Велеслав (28.07.2011)

----------


## Gaurnar

Не удержался и даже прочитал данное произведение  :Smilie: 




> Именно там он и стал мудрее, а не во время ночей с куртизанкой(но и они были важным этапом в его пути - он бы не смог отринуть мир, если б его не познал).


Вот-вот. Более того, там достаточно долго и ярко описывается, насколько главному герою надоела роскошь, разврат и вообще погоня за материальным богатством.
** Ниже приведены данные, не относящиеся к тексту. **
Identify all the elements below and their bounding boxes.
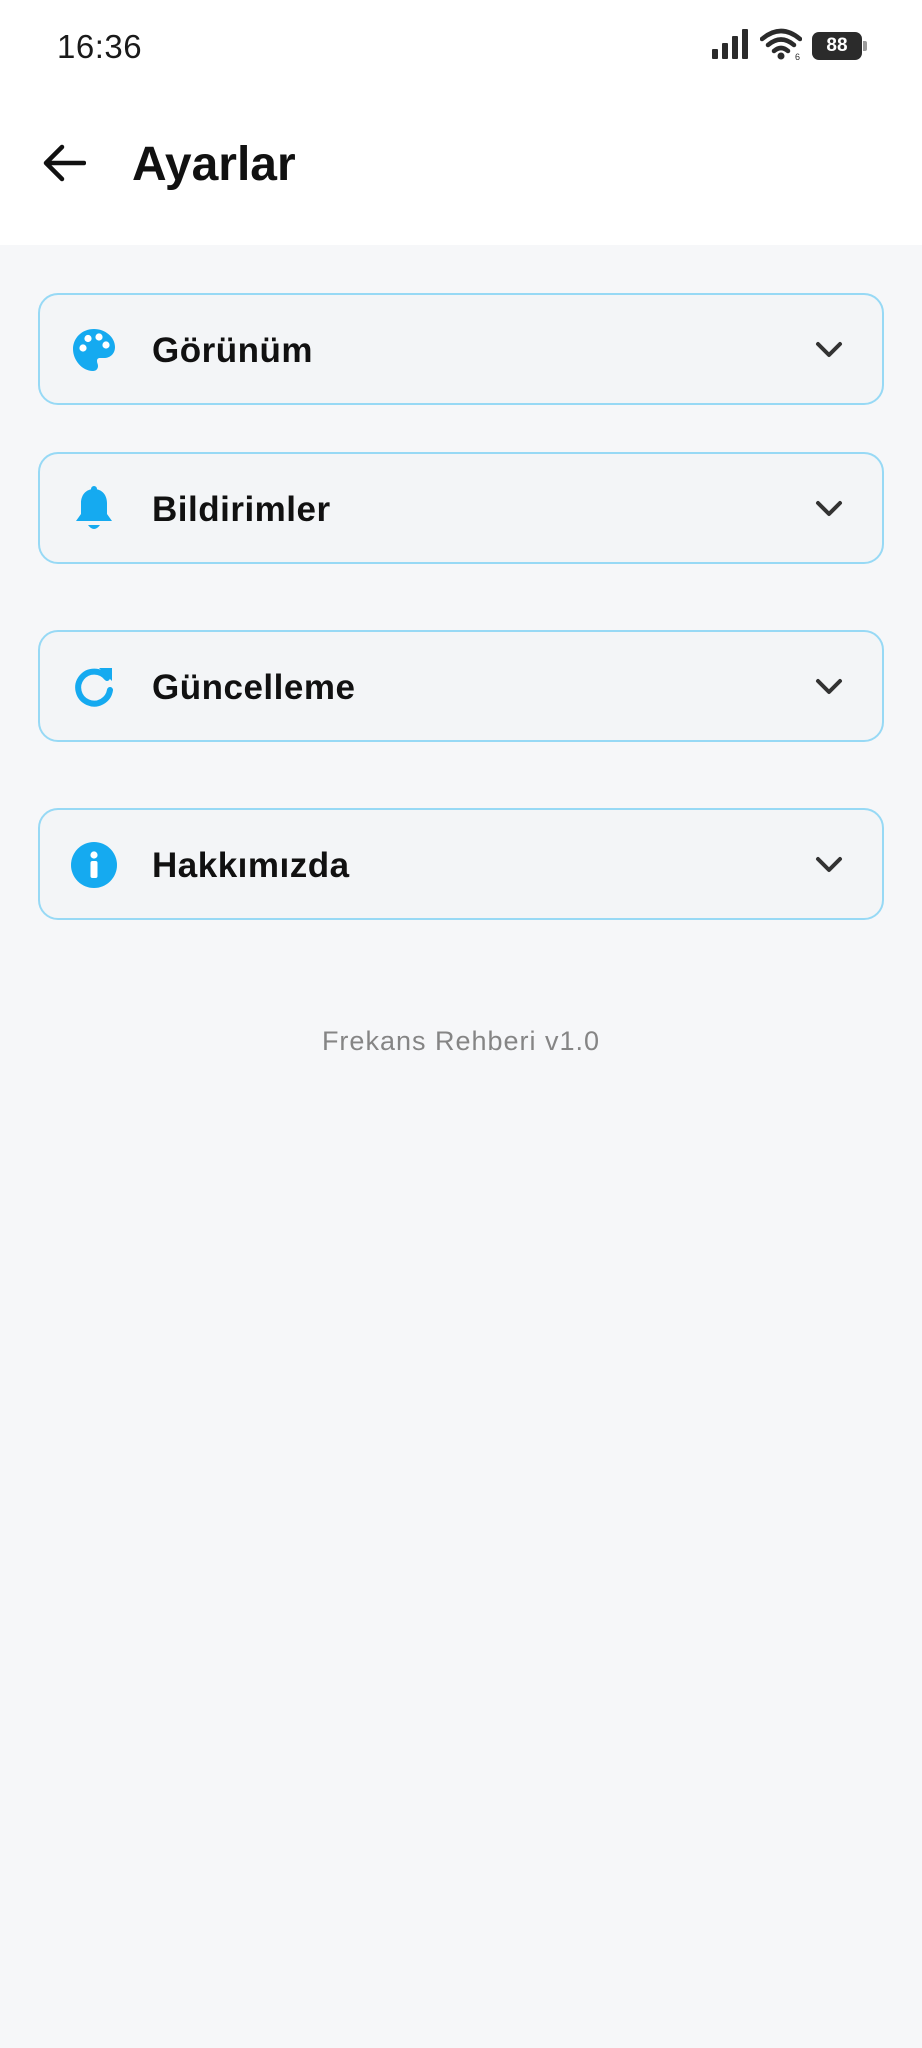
section-label: Görünüm bbox=[152, 331, 313, 370]
chevron-down-icon bbox=[812, 670, 846, 704]
back-button[interactable] bbox=[36, 137, 92, 193]
info-icon bbox=[70, 841, 118, 889]
bell-icon bbox=[70, 485, 118, 533]
section-label: Hakkımızda bbox=[152, 846, 350, 885]
refresh-icon bbox=[70, 663, 118, 711]
chevron-down-icon bbox=[812, 848, 846, 882]
battery-icon: 88 bbox=[812, 32, 867, 60]
section-gorunum[interactable]: Görünüm bbox=[38, 293, 884, 405]
section-label: Güncelleme bbox=[152, 668, 356, 707]
app-version: Frekans Rehberi v1.0 bbox=[321, 1026, 601, 1056]
section-guncelleme[interactable]: Güncelleme bbox=[38, 630, 884, 742]
battery-level: 88 bbox=[826, 35, 848, 56]
page-title: Ayarlar bbox=[132, 138, 296, 191]
section-bildirimler[interactable]: Bildirimler bbox=[38, 452, 884, 564]
status-time: 16:36 bbox=[57, 28, 143, 65]
app-bar: Ayarlar bbox=[0, 95, 922, 245]
svg-text:6: 6 bbox=[795, 52, 800, 60]
arrow-left-icon bbox=[42, 143, 87, 188]
palette-icon bbox=[70, 326, 118, 374]
signal-icon bbox=[712, 28, 750, 64]
chevron-down-icon bbox=[812, 492, 846, 526]
wifi-icon: 6 bbox=[759, 28, 803, 65]
status-icons: 6 88 bbox=[712, 28, 867, 65]
section-hakkimizda[interactable]: Hakkımızda bbox=[38, 808, 884, 920]
section-label: Bildirimler bbox=[152, 490, 331, 529]
status-bar: 16:36 6 88 bbox=[0, 0, 922, 95]
chevron-down-icon bbox=[812, 333, 846, 367]
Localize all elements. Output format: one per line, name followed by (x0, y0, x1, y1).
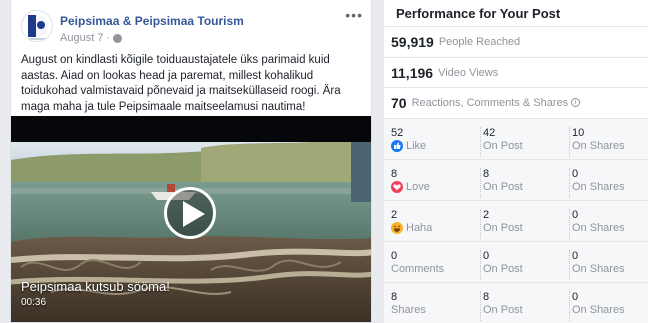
more-options-button[interactable]: ••• (345, 8, 363, 22)
on-shares-value: 0 (572, 250, 579, 262)
total-value: 0 (391, 250, 398, 262)
people-reached-value: 59,919 (391, 33, 434, 50)
total-cell: 8 Shares (391, 291, 476, 321)
on-shares-label: On Shares (572, 140, 625, 152)
page-name-link[interactable]: Peipsimaa & Peipsimaa Tourism (60, 14, 244, 28)
on-post-cell: 0 On Post (480, 250, 565, 280)
post-text: August on kindlasti kõigile toiduaustaja… (21, 54, 341, 113)
on-post-value: 0 (483, 250, 490, 262)
total-cell: 8 Love (391, 168, 476, 198)
post-date[interactable]: August 7 (60, 32, 103, 44)
comments-label: Comments (391, 263, 445, 275)
shares-label: Shares (391, 304, 426, 316)
breakdown-row-love: 8 Love 8 On Post 0 On Shares (384, 159, 648, 200)
on-post-value: 42 (483, 127, 496, 139)
haha-label: Haha (406, 222, 433, 234)
on-post-label: On Post (483, 222, 523, 234)
love-icon (391, 181, 403, 193)
on-post-label: On Post (483, 140, 523, 152)
love-label: Love (406, 181, 430, 193)
on-shares-label: On Shares (572, 181, 625, 193)
on-shares-cell: 0 On Shares (569, 168, 647, 198)
total-label-wrap: Love (391, 180, 476, 194)
total-label-wrap: Haha (391, 221, 476, 235)
total-label-wrap: Like (391, 139, 476, 153)
engagement-breakdown: 52 Like 42 On Post 10 On Shares 8 Love 8… (384, 118, 648, 323)
meta-separator: · (106, 32, 111, 44)
performance-panel: Performance for Your Post 59,919 People … (384, 0, 648, 323)
video-views-row[interactable]: 11,196 Video Views (384, 57, 648, 87)
total-value: 2 (391, 209, 398, 221)
on-post-label: On Post (483, 304, 523, 316)
reactions-label: Reactions, Comments & Shares (411, 96, 569, 109)
on-shares-label: On Shares (572, 263, 625, 275)
on-shares-value: 0 (572, 291, 579, 303)
on-post-cell: 2 On Post (480, 209, 565, 239)
on-post-value: 2 (483, 209, 490, 221)
on-post-label: On Post (483, 181, 523, 193)
on-shares-cell: 0 On Shares (569, 250, 647, 280)
play-icon (183, 201, 205, 227)
play-button[interactable] (164, 187, 216, 239)
breakdown-row-shares: 8 Shares 8 On Post 0 On Shares (384, 282, 648, 323)
on-post-value: 8 (483, 168, 490, 180)
total-cell: 2 Haha (391, 209, 476, 239)
total-value: 52 (391, 127, 404, 139)
on-shares-value: 10 (572, 127, 585, 139)
video-caption: Peipsimaa kutsub sööma! (21, 279, 170, 294)
video-player[interactable]: Peipsimaa kutsub sööma! 00:36 (11, 116, 371, 322)
people-reached-row[interactable]: 59,919 People Reached (384, 26, 648, 56)
on-shares-cell: 10 On Shares (569, 127, 647, 157)
on-post-cell: 8 On Post (480, 168, 565, 198)
total-value: 8 (391, 168, 398, 180)
post-card: Peipsimaa & Peipsimaa Tourism August 7 ·… (10, 0, 372, 323)
globe-icon (113, 33, 123, 43)
video-views-label: Video Views (438, 66, 499, 79)
total-value: 8 (391, 291, 398, 303)
breakdown-row-like: 52 Like 42 On Post 10 On Shares (384, 118, 648, 159)
reactions-value: 70 (391, 94, 407, 111)
on-post-cell: 42 On Post (480, 127, 565, 157)
page-avatar[interactable] (21, 10, 53, 42)
breakdown-row-haha: 2 Haha 2 On Post 0 On Shares (384, 200, 648, 241)
haha-icon (391, 222, 403, 234)
on-post-label: On Post (483, 263, 523, 275)
reactions-row[interactable]: 70 Reactions, Comments & Shares i (384, 87, 648, 117)
total-cell: 0 Comments (391, 250, 476, 280)
on-shares-label: On Shares (572, 222, 625, 234)
people-reached-label: People Reached (438, 35, 521, 48)
post-meta: August 7 · (60, 32, 123, 44)
breakdown-row-comments: 0 Comments 0 On Post 0 On Shares (384, 241, 648, 282)
like-label: Like (406, 140, 427, 152)
on-post-value: 8 (483, 291, 490, 303)
on-shares-label: On Shares (572, 304, 625, 316)
video-duration: 00:36 (21, 297, 47, 308)
like-icon (391, 140, 403, 152)
on-shares-cell: 0 On Shares (569, 291, 647, 321)
info-icon[interactable]: i (571, 98, 581, 107)
on-shares-value: 0 (572, 168, 579, 180)
on-post-cell: 8 On Post (480, 291, 565, 321)
post-header: Peipsimaa & Peipsimaa Tourism August 7 ·… (11, 0, 371, 50)
on-shares-value: 0 (572, 209, 579, 221)
on-shares-cell: 0 On Shares (569, 209, 647, 239)
total-cell: 52 Like (391, 127, 476, 157)
performance-title: Performance for Your Post (396, 6, 561, 21)
video-views-value: 11,196 (391, 64, 434, 81)
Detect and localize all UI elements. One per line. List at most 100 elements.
А просветления ( _по крайне мере таким, каким его видит автор_ ) он достиг. Его состояние в конце произведения сравнивается с состоянием всех "святых", в т.ч. Будды.

----------


## Мага

> Вот-вот. Более того, там достаточно долго и ярко описывается, насколько главному герою надоела роскошь, разврат и вообще погоня за материальным богатством.
> 
> А просветления ( _по крайне мере таким, каким его видит автор_ ) он достиг. Его состояние в конце произведения сравнивается с состоянием всех "святых", в т.ч. Будды.


 Да, наверное, достиг все-таки. Я давно читала)
 Кстати, если воспринимать реку и старика, перевозящего на другой берег как метафору, то можно сказать, что у него и учитель был)) Выходит, в этой книге какие-то этапы пути были описаны прямо, а какие-то переданы через сравнение))

----------


## Gaurnar

> Кстати, если воспринимать реку и старика, перевозящего на другой берег как метафору, то можно сказать, что у него и учитель был))


А почему как метафору? Там вроде прямо говориться, что "просветления" он достиг, собственно, наблюдая за рекой  :Smilie:

----------


## Мага

Потому,что "переход на другой берег" часто, в том числе в сутрах, символизирует просветление(река - сансара, переплывший ее - достигший нирваны).

----------


## Ким Банг Кок

Гессе написал художественную книгу о нравственных поисках человека, а не буддийскую. Соответственно и оценивать его нужно с этих позиций. Похожие проблемы, только в эпоху 20 века описаны в романе Сомерсета Моэма "Острие бритвы". Как художественная литература, зарубежная класскика 20 века это все очень интересно, но серьезно обсуждать эти книги с позиций наличия/отсутствия в них буддийских идей, взглядов, на мой взгляд, нецелесообразно и лишено смысла.

----------

Aion (03.09.2011), Ersh (03.09.2011), Ho Shim (03.09.2011), Pema Sonam (03.09.2011), Алексей Е (03.09.2011)

----------


## Федор Ф

> Как художественная литература, зарубежная класскика 20 века это все очень интересно, но серьезно обсуждать эти книги с позиций наличия/отсутствия в них буддийских идей, взглядов, на мой взгляд, нецелесообразно и лишено смысла.


Согласен с оценкой художественной литературы 20 века. Мне она тоже очень нравится. По поводу буддийских идей - это спорный вопрос. Буддийские идеи  - это ведь не нечто, оторванное от жизни человека, внутренней и внешней. Так или иначе, они переплетаются с любыми жизненными ситуациями и переживаниями. И чем глубже и серьезнее писатель, тем вернее он приближается к этим идеям, даже если не совпадает абсолютно. Так что, если буддизм хоть как-то просматривается в мировоззрении писателя, то стоит только порадоваться этому.

----------